Adji’s disappearance warranted exactly one brief segment on an episode of Nancy Grace, odd considering Grace’s near-obsessive, day to day coverage of the disappearances of two other Florida children, Caylee Anthony and Haleigh Cummings. He’s been missing for ten months, and requests that his story be profiled on major news outlets and even by Oprah Winfrey have gone unanswered. Falcon Heene was missing for three hours, and it immediately became a top story with round the clock coverage. Why isn’t “Adji Desir” a trending topic on Twitter? Why hasn’t Adji Desir’s family appeared on Larry King Live or the Today show? Why does there have to be an “angle” to make his disappearance a newsworthy event? Suggesting that it might be because Adji is a special needs child of Haitian immigrants, and thus not likely to be embraced as “America’s child” by the public at large, would simply be too cynical, wouldn’t it?
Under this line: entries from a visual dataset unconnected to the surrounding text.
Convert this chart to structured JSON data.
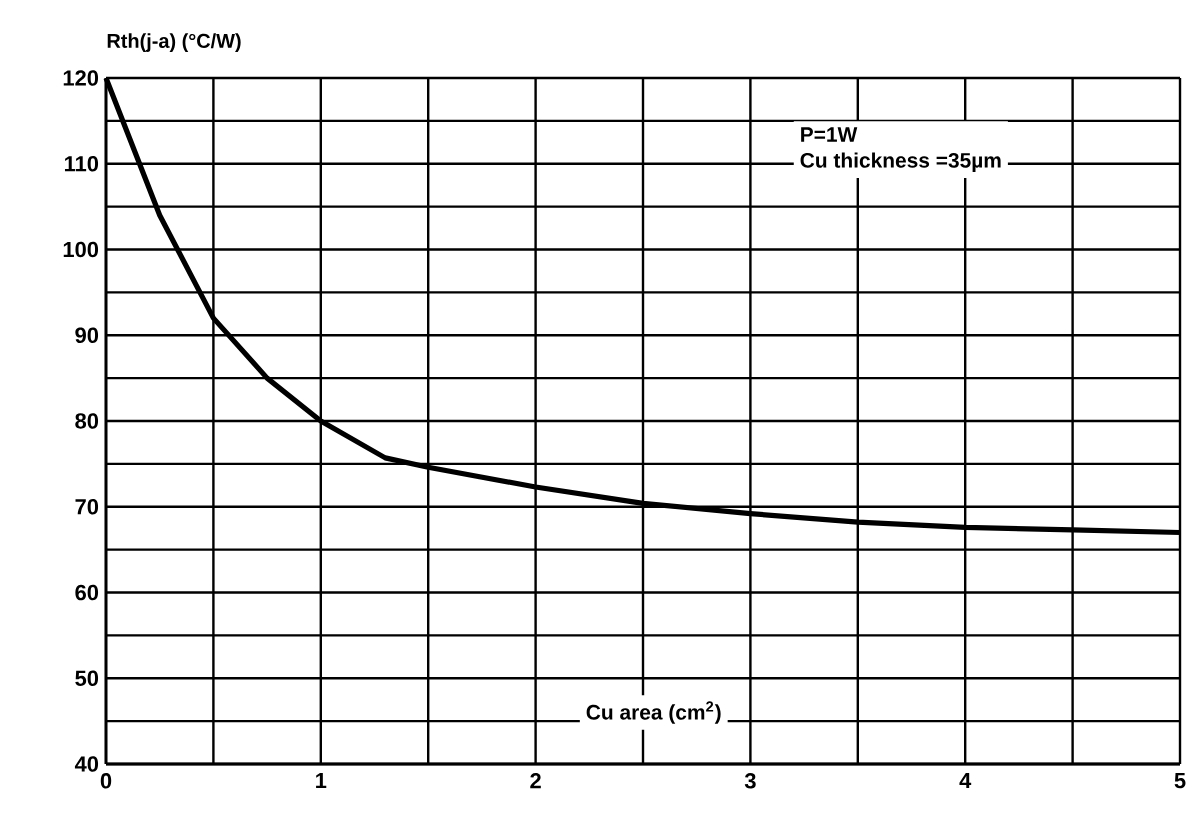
{
  "chart_data": {
    "type": "line",
    "ylabel": "Rth(j-a) (°C/W)",
    "xlabel": "Cu area (cm$^{2}$)",
    "annotations": [
      "P=1W",
      "Cu thickness =35µm"
    ],
    "x": [
      0,
      0.25,
      0.5,
      0.75,
      1,
      1.3,
      1.5,
      2,
      2.5,
      3,
      3.5,
      4,
      4.5,
      5
    ],
    "series": [
      {
        "color": "#000000",
        "values": [
          120,
          104,
          92,
          85,
          80,
          75.7,
          74.6,
          72.3,
          70.4,
          69.2,
          68.2,
          67.6,
          67.3,
          67
        ]
      }
    ],
    "xlim": [
      0,
      5
    ],
    "ylim": [
      40,
      120
    ],
    "xticks": [
      0,
      1,
      2,
      3,
      4,
      5
    ],
    "yticks": [
      40,
      50,
      60,
      70,
      80,
      90,
      100,
      110,
      120
    ],
    "grid": true,
    "marker": "none",
    "line_style": "solid"
  }
}
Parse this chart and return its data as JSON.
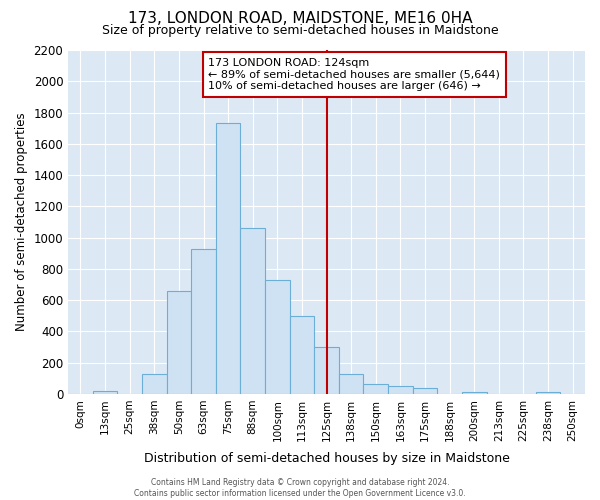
{
  "title": "173, LONDON ROAD, MAIDSTONE, ME16 0HA",
  "subtitle": "Size of property relative to semi-detached houses in Maidstone",
  "xlabel": "Distribution of semi-detached houses by size in Maidstone",
  "ylabel": "Number of semi-detached properties",
  "footer_line1": "Contains HM Land Registry data © Crown copyright and database right 2024.",
  "footer_line2": "Contains public sector information licensed under the Open Government Licence v3.0.",
  "categories": [
    "0sqm",
    "13sqm",
    "25sqm",
    "38sqm",
    "50sqm",
    "63sqm",
    "75sqm",
    "88sqm",
    "100sqm",
    "113sqm",
    "125sqm",
    "138sqm",
    "150sqm",
    "163sqm",
    "175sqm",
    "188sqm",
    "200sqm",
    "213sqm",
    "225sqm",
    "238sqm",
    "250sqm"
  ],
  "bar_values": [
    0,
    20,
    0,
    130,
    660,
    930,
    1730,
    1060,
    730,
    500,
    300,
    130,
    65,
    50,
    35,
    0,
    10,
    0,
    0,
    10,
    0
  ],
  "bar_color": "#cfe2f3",
  "bar_edge_color": "#6baed6",
  "plot_bg_color": "#dce9f5",
  "fig_bg_color": "#ffffff",
  "grid_color": "#ffffff",
  "vline_index": 10,
  "vline_color": "#c00000",
  "annotation_title": "173 LONDON ROAD: 124sqm",
  "annotation_line1": "← 89% of semi-detached houses are smaller (5,644)",
  "annotation_line2": "10% of semi-detached houses are larger (646) →",
  "annotation_box_edge_color": "#c00000",
  "ylim": [
    0,
    2200
  ],
  "yticks": [
    0,
    200,
    400,
    600,
    800,
    1000,
    1200,
    1400,
    1600,
    1800,
    2000,
    2200
  ]
}
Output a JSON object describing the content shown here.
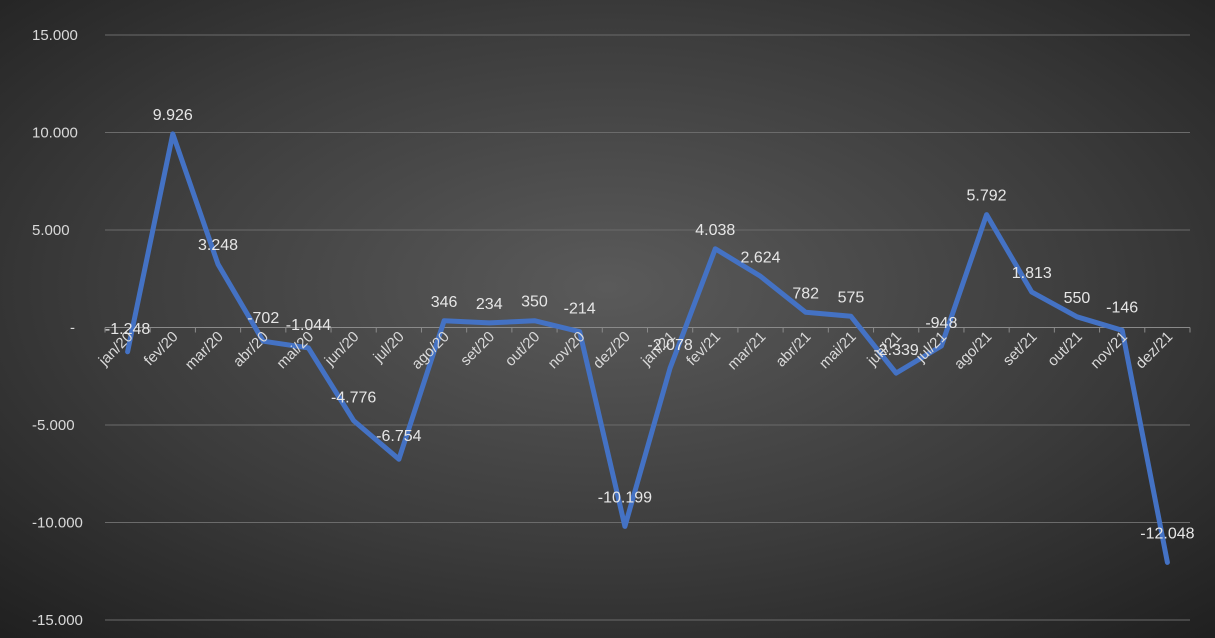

I realize I’m not saying anything new and controversial–it’s obvious that media coverage of missing children, as well as missing adults, is blatantly favored towards white people, and that goes double if the family is prominent, which, sadly, the Heenes qualify as. The least we can do is own up to the fact that we in general only give a shit about people’s kids disappearing if they remind us of our own kids, or if we feel like we “know” the family somehow. You want a reality show? Let’s see what life is like for Adji Desir’s family.